Gluten-Free Diets Are Not Good Weight Loss Programs



The current trend is to go gluten-free as a way to lose weight. But, gluten-free diets are not good weight loss programs either.

In a very small percentage of people gluten can trigger an immune response to attack the small intestine. This causes inflammation and pain and can be debilitating. This is known as celiac disease, and it affects only about 1 percent of the population. Even so, a whopping two-thirds of Americans surveyed believe that going gluten-free will improve their physical or mental health. This has led to the latest gluten-free trend. Health food stores and even some grocers devote an entire aisle to gluten-free food products.

Most packaged gluten-free products are not healthy. They are often high in sugar, fat, and salt, making them a much less healthy alternative to whole grain foods containing gluten.
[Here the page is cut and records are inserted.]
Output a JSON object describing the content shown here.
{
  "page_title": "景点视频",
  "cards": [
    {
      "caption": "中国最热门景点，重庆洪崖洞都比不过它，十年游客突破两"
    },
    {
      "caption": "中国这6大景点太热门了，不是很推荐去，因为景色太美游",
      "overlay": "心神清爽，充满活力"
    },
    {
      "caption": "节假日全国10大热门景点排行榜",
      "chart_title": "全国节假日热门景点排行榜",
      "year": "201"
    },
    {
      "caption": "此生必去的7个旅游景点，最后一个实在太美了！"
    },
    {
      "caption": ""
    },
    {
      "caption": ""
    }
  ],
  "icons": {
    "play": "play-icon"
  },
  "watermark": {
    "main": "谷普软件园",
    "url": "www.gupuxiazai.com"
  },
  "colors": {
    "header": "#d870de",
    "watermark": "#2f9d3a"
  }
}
Recent research indicates that cutting out gluten comes with a big reduction in the consumption of whole grain foods. The problem is that whole grains, fruits and vegetables are healthy and should be the cornerstone of a healthy diet. Unfortunately, most Americans don’t eat enough fruits and vegetables and now because of the anti- gluten trend, they are also eliminating healthy whole grains from their diets.


Good Weight Loss Programs Are Well-Balanced Diets


Our knee-jerk responses to dietary choices promote obesity and poor health. Avoid the latest foolish fads and instead learn the basics of a healthy diet and stick to it.